Machado de Assis leaves this on purpose ambiguous, but the answer seems clear to me: Capitu has not betrayed her husband, everything is the result of Bento’s own corrosive jealousy. Bento apparently can’t handle marriage. He has something of a mother-complex, which the sharp Capitu has noticed early on, for she takes good care to become close to his mother, also during the time that Bento is at the seminary. That he himself has a short moment of fleeting intimacy with Sancha, the wife of Escobar, perhaps also makes him think by inversion of Escobar and Capitu as a couple. And, as is shown so beautifully by Proust in Swann’s Way, once one starts doubting a beloved, no proof of fidelity will suffice anymore, it is like a contagious disease (a pity there was no DNA testing yet). In all, a brilliant and heart-rending novel, but keep your eyes open for the false bottoms.

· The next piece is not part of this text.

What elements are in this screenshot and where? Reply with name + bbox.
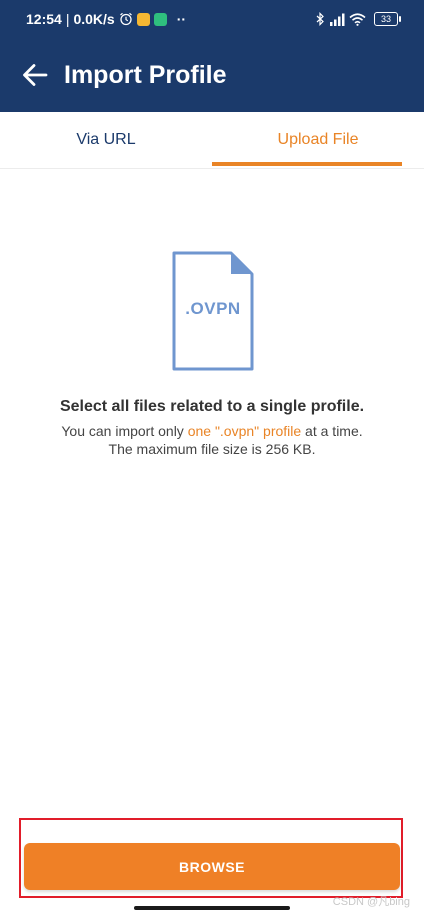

Joaquim Maria Machado de Assis (1839-1908) was born in Rio de Janeiro, where he lived until his death. He started life with several disadvantages: he was epileptic, born in poverty and his father was a mulatto in a Brazil where slavery still existed. Machado received almost no formal education and was entirely self-taught. Yet he became Brazil’s most influential novelist and short story writer. He also rose to become the president of the Brazilian Academy of Letters, and at his death was given a state funeral. Two other great novels are Memórias Póstumas de Brás Cubas (The Posthumous Memoirs of Bras Cubas, also known in English as Epitaph of a Small Winner, 1881) and Quincas Borba (known in English as Philosopher or Dog?, 1891). There are also scores of superb stories and novellas. Despite his enduring fame in Brazil and notwithstanding praise by great writers and critics as Saramago, Fuentes, Roth, Rushdie, Sontag and Bloom, Machado has never gained the popularity outside Brazil that he deserves.

Dom Casmurro has been translated by Helen Caldwell and was published by Farrar, Straus and Giroux (FSG Classic). The same publisher has brought out several translations of other work by Machado.